- The Washington Times - Saturday, December 7, 2002

A contingent of black business leaders and clergy will march today on the Chicago headquarters of the Rev. Jesse Jackson's Rainbow/PUSH Coalition to protest what they call Mr. Jackson's "self-anointment" as a black leader.
"Jesse Jackson has passed himself off as a leader of African Americans," said the Rev. Lance Davis, a Chicago-area minister who has led three other protests against Mr. Jackson in the past month.
"Mr. Jackson is not a leader, and he is not a role model, yet he has been represented as one by the media and by himself and his supporters."

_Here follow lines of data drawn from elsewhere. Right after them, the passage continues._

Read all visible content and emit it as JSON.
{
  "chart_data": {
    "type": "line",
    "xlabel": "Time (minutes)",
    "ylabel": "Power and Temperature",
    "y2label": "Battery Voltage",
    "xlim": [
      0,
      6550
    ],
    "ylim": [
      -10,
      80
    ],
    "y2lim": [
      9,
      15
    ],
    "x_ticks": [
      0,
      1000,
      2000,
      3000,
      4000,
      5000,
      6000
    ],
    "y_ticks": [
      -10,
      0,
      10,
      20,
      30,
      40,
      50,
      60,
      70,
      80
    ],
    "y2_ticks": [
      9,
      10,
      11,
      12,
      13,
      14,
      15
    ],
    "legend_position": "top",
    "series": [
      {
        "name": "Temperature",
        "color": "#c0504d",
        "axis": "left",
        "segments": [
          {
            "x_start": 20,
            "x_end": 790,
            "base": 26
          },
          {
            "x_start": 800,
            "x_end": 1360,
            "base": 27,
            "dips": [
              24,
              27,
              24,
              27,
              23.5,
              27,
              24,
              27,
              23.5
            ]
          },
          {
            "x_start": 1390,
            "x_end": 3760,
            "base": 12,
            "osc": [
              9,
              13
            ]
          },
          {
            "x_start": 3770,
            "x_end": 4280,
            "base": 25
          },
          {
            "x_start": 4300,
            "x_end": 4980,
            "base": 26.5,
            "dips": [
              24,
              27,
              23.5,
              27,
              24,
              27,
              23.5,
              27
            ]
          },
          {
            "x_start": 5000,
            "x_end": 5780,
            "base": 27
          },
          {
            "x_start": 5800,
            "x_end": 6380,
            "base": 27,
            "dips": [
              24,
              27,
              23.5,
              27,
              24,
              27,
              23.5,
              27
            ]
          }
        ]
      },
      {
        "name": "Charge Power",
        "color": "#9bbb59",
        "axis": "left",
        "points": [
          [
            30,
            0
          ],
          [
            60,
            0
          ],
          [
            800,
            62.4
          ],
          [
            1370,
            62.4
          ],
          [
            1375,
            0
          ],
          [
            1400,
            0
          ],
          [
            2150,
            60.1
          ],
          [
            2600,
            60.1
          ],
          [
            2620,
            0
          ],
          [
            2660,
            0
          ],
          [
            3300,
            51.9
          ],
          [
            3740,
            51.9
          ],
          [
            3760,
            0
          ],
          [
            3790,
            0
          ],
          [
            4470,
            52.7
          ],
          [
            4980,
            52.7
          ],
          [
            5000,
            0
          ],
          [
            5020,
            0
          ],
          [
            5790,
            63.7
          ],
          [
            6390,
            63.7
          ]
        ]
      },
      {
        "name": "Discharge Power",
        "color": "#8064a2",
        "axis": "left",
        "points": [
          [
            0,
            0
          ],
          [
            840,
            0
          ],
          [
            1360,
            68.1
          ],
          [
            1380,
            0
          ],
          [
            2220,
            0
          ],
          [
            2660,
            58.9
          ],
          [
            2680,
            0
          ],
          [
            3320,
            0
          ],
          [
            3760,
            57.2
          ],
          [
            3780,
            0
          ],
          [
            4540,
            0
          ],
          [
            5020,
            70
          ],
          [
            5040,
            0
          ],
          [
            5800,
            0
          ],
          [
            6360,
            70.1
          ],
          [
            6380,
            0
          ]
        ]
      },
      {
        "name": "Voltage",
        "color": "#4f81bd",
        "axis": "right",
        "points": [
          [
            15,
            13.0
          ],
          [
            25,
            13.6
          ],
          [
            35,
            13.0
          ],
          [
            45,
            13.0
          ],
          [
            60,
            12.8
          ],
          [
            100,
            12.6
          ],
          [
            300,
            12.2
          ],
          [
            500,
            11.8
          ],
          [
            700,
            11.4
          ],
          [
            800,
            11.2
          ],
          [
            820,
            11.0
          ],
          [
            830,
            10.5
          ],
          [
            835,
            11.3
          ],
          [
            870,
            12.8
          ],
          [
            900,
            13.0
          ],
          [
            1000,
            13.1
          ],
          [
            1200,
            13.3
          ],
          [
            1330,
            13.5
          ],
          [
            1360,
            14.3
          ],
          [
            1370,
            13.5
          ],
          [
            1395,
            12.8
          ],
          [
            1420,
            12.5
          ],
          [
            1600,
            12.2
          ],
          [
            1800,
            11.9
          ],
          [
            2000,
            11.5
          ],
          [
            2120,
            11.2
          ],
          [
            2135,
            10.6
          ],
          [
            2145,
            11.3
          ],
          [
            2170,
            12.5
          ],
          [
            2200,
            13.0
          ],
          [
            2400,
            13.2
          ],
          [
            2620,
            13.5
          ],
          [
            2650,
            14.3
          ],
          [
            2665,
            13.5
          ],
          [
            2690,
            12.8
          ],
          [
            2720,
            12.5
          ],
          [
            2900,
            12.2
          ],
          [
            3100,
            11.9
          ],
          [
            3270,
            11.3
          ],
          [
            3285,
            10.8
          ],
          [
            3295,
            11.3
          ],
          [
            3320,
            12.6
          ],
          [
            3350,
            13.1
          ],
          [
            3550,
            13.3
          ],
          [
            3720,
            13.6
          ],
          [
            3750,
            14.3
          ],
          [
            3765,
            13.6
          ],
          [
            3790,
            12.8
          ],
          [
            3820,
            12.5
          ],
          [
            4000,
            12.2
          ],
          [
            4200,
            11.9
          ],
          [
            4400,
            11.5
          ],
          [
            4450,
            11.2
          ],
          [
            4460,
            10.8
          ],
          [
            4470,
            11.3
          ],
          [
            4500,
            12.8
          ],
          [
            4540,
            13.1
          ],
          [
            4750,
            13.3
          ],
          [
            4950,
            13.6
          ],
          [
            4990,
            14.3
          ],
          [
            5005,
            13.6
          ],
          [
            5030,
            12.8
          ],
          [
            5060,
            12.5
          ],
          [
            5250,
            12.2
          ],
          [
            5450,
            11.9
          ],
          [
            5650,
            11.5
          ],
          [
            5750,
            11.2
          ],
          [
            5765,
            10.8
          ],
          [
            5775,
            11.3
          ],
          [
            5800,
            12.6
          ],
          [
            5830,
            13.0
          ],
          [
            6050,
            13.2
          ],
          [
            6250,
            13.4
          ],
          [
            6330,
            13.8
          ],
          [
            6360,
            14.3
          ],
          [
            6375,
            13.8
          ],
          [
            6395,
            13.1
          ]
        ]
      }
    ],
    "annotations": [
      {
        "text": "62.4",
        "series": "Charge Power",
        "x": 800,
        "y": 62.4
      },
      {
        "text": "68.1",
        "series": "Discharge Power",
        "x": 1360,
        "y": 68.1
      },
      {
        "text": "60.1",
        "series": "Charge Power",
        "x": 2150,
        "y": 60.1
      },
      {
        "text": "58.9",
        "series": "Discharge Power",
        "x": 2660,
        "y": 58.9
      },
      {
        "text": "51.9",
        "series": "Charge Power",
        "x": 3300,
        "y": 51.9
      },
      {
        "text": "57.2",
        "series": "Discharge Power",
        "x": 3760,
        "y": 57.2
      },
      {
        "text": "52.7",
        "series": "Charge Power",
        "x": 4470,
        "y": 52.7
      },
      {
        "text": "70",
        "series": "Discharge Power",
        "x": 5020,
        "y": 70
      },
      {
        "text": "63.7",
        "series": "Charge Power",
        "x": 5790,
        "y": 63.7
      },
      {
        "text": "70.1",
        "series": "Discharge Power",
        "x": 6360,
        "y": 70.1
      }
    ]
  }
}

The protesters, a loosely knit group of about 300 who call themselves Voices of Morality, are also asking businesses and corporations to ignore Mr. Jackson, who has forced major companies to adopt expensive diversity programs under the threat of boycott.
Mr. Jackson countered yesterday that his opposition's motive is not morals or business but politics, noting that several of the protesters are defeated candidates.
"This is politically motivated, and a continuation of the primaries and general election," Mr. Jackson said. "And now that the state races are over, there are city races coming up, and our opposition continues. That is what this is about."
He said the group was composed of many of the same people who also fought the candidacy of the Rev. James Meeks, a Rainbow/PUSH officer who defeated incumbent Democratic state Sen. William Shaw.
"It is not just me that they are against," Mr. Jackson said. "In some sense, this is an aftershock of that."
The protesters maintain it is all about Mr. Jackson and his methods for seeking integration in corporate America, although they are also strident in their opposition to several of his colleagues who are involved in politics.
Last Saturday, a group of 25 protesters stood outside a Chicago beer distributorship owned and operated by Mr. Jackson's sons, Yusef and Jonathan.
The two received the beer distributorship after their father led protests against Anheuser-Busch in which he said the company had failed to secure enough minority participation in its operations.
Critics have charged that PUSH contributors and close associates of Mr. Jackson are often beneficiaries of his corporate campaigns.
"And understand this: he can't boycott us," said Hal Baskin, a failed alderman candidate who is running again in February. "And he can't buy us off."
Through the years, the bulk of Mr. Jackson's detractors have been white, conservative or both.
This group of foes is black, Democratic and includes several former Jackson acolytes.
"We are getting more and more people to stand up," said Cheryl Cornelius, who is a part-time pastor at Mr. Davis' church. She grew up following Mr. Jackson, marching for him and taking part in activities at Operation Breadbasket, Mr. Jackson's first group in Chicago.
"More and more people here in Chicago are seeing how Reverend Jackson has taken advantage of his title as so-called leader of the African-American community to take advantage of companies in order to support his family," Mrs. Cornelius said. "He has lost touch with the common person."
In November, Mr. Davis led a group of 70 protesters who attended Mr. Jackson's traditional Saturday morning service. An ensuing fracas led to police being called and to two different versions of what happened.
Mr. Davis said that Rainbow/PUSH staffers began to push and shove members of his group.
Mr. Jackson said his life was threatened by some of the protesters. "They came to one of our meetings and began to hurl obscenities and threats and they were escorted out by police," he said.
The Rev. Anthony Williams, pastor of St. Stephen's Lutheran Church, said he is determined to let the world know Mr. Jackson "does not speak for us."
"White America and the government is under the impression that when they say something bad about [Mr. Jackson], it's a racial thing," said Mr. Williams, who lost to U.S. Rep. Jesse Jackson Jr. in the March Democratic primary this year.
"But we have done some very serious self-examination, and when we look at this man and what he has done, the community has benefited very little."